There is little realism to the style in which Natasha Marshall has chosen to present her one-woman show, and yet Half Breed is a piece that feels distinctively, darkly real. Marshall’s script—which tells the story of Jazmin, a “mixed race kid, like 50/50”, growing up in the West Country—is as lyrical as it is fragmented, with lightly rhyming exposition in between a multitude of voices from the village. Her performance, too, is energetic, exaggerated – but the racism to which Jazmin is subjected feels entirely accurate, and sadly familiar.
What distinguishes Half Breed as a piece of theatre is that Marshall, even as she speaks about hopelessly recurrent questions like “where are you from originally”, is unafraid to introduce some real moral ambiguity into the narrative.
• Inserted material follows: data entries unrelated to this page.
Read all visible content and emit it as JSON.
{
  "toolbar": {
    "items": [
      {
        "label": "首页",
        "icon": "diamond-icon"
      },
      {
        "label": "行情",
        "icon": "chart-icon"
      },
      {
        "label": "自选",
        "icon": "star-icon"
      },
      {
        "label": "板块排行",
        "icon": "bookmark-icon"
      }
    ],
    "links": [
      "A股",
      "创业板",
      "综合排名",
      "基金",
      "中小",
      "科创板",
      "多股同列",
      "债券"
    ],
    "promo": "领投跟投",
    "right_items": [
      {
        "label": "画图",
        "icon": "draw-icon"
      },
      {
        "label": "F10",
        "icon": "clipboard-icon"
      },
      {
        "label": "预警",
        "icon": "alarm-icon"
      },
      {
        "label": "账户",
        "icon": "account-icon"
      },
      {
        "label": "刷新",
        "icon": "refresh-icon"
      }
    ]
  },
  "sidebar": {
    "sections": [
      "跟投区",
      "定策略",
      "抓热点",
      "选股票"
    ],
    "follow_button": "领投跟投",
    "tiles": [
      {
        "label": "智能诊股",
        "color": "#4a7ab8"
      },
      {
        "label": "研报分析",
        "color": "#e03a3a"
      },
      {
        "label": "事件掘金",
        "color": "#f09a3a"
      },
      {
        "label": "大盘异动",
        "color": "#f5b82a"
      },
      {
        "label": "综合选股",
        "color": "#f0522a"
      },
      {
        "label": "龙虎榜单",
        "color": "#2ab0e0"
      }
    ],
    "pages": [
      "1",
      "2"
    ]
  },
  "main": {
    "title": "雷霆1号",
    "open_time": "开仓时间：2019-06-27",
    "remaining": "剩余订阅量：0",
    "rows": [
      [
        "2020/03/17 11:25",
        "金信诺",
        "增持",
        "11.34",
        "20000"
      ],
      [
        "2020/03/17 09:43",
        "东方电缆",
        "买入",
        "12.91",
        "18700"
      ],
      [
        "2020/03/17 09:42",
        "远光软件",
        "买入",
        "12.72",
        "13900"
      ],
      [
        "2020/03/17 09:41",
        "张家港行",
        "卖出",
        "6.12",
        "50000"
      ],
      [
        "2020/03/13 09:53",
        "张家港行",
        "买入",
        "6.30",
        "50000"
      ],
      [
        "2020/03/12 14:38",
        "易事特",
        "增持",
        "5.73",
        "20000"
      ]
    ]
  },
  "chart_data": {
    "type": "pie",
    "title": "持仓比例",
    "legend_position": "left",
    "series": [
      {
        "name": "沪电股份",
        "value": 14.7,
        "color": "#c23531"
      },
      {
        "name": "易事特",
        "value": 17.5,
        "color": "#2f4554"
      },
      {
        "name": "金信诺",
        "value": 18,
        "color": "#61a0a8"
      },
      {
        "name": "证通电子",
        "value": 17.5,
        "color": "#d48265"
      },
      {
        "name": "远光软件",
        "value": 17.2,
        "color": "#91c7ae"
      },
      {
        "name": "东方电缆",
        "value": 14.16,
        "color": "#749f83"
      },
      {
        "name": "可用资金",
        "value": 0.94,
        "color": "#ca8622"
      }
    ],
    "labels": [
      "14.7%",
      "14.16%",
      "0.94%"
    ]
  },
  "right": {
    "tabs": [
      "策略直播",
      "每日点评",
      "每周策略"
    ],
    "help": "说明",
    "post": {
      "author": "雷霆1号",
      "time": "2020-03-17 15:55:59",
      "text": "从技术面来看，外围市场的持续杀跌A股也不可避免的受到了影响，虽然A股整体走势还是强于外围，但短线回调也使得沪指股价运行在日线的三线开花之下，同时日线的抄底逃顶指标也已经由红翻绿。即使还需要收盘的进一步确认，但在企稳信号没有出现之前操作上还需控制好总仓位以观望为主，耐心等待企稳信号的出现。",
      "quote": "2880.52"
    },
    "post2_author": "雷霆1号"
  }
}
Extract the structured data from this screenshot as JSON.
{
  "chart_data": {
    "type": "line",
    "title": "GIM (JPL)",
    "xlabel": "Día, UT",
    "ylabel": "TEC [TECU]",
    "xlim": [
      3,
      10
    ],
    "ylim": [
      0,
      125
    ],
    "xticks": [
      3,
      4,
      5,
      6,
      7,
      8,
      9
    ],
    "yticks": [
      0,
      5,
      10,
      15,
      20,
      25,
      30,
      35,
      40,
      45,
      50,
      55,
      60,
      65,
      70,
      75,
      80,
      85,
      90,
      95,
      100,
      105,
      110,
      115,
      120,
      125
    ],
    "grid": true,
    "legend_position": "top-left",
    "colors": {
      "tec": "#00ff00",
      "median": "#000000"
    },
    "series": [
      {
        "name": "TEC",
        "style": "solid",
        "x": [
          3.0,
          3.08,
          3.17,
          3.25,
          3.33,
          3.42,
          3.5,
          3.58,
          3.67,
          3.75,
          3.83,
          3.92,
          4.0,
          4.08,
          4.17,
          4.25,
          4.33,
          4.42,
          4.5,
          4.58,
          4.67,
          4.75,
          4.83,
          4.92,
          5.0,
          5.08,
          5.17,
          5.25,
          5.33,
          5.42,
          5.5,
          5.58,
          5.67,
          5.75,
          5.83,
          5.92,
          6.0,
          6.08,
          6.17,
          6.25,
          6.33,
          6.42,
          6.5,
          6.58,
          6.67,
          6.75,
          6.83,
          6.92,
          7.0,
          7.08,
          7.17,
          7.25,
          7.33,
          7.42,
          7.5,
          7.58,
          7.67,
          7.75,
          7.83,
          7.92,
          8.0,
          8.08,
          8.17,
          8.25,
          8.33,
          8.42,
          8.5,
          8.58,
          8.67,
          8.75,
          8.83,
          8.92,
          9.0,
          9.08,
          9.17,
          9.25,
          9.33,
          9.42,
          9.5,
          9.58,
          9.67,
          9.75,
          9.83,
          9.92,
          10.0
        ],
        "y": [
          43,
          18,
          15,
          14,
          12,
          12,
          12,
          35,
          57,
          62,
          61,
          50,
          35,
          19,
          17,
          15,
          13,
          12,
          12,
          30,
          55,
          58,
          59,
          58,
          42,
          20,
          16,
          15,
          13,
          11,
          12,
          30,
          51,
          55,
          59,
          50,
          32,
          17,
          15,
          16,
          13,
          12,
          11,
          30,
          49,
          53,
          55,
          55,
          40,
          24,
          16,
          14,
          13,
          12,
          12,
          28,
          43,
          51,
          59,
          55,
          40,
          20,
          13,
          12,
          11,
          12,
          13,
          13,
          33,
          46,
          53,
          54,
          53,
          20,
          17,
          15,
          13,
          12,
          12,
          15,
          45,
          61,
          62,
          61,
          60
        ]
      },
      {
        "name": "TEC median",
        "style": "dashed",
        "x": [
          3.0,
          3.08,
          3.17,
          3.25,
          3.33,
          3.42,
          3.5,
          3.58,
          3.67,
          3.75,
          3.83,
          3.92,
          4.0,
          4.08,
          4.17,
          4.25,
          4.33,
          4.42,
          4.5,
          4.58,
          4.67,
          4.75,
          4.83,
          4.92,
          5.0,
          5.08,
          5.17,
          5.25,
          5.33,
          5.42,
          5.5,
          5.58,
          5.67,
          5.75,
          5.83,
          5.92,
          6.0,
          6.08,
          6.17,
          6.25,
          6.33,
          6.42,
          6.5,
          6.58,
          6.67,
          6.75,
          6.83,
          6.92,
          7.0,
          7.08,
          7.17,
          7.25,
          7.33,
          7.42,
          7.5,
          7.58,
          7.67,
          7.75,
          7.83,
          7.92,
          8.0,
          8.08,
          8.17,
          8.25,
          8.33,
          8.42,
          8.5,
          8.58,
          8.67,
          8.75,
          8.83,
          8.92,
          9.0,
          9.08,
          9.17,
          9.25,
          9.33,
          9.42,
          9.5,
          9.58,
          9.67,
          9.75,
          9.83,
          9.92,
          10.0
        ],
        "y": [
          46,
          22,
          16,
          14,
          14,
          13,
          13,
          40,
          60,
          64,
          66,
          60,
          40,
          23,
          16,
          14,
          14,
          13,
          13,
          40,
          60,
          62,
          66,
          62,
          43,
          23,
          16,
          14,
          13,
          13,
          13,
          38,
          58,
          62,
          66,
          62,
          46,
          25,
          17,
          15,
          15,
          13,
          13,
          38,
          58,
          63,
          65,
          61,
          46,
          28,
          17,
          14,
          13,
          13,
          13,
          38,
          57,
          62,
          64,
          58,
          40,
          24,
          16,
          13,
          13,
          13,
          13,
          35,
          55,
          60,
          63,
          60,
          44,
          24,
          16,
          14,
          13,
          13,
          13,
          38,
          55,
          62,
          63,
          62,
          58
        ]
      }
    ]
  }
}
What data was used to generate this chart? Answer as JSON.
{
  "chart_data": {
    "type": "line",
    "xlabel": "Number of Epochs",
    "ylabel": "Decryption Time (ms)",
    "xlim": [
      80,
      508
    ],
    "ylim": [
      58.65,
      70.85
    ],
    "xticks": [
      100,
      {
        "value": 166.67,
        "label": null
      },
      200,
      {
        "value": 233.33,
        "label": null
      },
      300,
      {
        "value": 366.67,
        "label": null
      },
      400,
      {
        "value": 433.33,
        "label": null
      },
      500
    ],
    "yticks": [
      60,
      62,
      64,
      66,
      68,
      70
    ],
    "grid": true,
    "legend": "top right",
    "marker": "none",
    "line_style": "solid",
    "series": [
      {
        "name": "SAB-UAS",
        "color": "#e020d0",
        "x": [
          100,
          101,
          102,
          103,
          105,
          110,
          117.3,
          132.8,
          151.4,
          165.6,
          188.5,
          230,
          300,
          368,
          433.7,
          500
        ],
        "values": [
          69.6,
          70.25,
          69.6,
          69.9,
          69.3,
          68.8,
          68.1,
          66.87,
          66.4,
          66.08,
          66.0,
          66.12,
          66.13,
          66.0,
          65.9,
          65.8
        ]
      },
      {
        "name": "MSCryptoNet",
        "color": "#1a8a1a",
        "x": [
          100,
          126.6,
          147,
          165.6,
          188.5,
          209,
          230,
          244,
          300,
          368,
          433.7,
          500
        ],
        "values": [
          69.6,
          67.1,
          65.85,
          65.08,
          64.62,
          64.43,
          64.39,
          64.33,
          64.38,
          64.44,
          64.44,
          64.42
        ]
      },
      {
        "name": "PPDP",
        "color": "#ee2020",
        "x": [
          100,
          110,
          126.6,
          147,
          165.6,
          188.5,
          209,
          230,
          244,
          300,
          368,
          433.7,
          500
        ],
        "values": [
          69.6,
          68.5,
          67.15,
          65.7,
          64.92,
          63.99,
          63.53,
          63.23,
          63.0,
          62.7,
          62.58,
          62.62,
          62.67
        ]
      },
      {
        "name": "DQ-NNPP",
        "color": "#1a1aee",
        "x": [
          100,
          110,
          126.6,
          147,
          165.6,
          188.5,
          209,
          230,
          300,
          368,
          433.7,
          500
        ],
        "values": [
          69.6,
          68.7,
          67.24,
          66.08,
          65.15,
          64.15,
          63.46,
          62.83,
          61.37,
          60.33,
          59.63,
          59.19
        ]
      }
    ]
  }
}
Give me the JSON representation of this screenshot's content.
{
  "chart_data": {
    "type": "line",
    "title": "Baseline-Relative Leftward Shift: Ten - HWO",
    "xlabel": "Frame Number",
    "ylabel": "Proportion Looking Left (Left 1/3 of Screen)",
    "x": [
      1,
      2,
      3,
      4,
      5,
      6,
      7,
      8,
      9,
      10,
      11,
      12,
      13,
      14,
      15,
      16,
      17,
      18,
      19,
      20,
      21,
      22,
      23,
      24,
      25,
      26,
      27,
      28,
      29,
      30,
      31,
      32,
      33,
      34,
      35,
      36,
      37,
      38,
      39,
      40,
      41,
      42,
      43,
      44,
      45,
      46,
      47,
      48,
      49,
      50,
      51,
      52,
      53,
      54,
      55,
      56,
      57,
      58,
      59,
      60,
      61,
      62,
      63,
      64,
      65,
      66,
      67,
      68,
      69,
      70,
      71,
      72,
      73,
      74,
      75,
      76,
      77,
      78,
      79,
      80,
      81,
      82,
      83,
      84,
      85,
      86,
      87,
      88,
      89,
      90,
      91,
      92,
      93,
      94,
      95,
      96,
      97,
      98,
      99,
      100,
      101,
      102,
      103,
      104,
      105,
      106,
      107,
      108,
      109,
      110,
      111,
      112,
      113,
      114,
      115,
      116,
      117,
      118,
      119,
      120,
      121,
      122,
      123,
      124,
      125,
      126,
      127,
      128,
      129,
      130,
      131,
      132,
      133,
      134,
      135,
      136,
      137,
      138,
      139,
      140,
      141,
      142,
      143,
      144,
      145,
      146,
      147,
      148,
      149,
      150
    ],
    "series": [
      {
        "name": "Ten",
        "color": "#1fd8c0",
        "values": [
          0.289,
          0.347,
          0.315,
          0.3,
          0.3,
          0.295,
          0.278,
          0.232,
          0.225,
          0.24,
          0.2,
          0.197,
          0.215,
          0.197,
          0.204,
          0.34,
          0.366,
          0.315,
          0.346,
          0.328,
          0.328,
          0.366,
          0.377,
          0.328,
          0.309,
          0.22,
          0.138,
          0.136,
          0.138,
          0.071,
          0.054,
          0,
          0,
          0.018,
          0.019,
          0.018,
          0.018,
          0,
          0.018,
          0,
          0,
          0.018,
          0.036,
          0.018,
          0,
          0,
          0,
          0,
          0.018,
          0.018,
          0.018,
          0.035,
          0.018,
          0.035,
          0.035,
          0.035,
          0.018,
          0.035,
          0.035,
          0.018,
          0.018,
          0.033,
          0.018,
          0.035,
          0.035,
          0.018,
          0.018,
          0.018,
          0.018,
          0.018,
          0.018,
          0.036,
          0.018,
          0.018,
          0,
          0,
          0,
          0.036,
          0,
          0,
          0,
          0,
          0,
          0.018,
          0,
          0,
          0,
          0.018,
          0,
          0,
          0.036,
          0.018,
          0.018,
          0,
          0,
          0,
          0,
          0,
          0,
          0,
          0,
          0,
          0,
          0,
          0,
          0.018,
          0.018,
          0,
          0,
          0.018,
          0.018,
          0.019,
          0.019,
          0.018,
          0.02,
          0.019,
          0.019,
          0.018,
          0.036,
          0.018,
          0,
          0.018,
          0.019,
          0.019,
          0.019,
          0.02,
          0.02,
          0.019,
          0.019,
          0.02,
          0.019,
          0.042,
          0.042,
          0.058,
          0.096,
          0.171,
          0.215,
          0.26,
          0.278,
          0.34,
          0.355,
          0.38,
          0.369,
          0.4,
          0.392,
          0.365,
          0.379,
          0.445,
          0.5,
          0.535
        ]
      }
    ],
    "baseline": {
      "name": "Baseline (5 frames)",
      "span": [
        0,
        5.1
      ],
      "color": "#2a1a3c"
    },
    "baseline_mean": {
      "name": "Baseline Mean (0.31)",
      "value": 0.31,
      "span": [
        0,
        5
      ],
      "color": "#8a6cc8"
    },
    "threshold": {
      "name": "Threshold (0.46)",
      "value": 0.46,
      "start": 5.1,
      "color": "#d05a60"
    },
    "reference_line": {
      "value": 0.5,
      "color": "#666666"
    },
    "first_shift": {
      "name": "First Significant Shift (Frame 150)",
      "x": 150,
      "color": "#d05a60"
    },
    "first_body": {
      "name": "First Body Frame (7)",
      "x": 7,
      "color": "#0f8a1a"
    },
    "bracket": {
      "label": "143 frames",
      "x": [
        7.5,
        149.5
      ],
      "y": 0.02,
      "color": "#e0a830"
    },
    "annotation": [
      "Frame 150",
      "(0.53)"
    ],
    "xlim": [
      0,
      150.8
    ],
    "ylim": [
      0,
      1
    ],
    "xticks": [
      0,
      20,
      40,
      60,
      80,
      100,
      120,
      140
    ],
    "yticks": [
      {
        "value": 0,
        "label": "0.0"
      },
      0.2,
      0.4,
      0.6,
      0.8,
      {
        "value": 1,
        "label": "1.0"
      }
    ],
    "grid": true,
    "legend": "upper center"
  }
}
The characters here are complex, and difficult – including Jazmin herself, and her best friend Brogan. Brogan asks if Jazmin is “half caste” the first time they meet, stands by as her boyfriend tells racist stories and gets pregnant without telling him – but she is also fiercely loyal and loving. It’s Brogan who bullies Jazmin into properly practicing her monologue for a drama audition in London.
Semi-autobiographical, Half Breed began life as a poem at spoken word nights – and Marshall has managed the transition to fully-fledged play well. The show is cleverly structured, with echoes between Jazmin’s more uncomfortable choices and other people’s that add both layers and humanity to the piece – before the tension, and Jazmin’s acquiescence, snaps in a final climactic scene. This ultimate fearlessness is reflected in how Marshall dives headlong into her performance, and into living out Jazmin’s dream.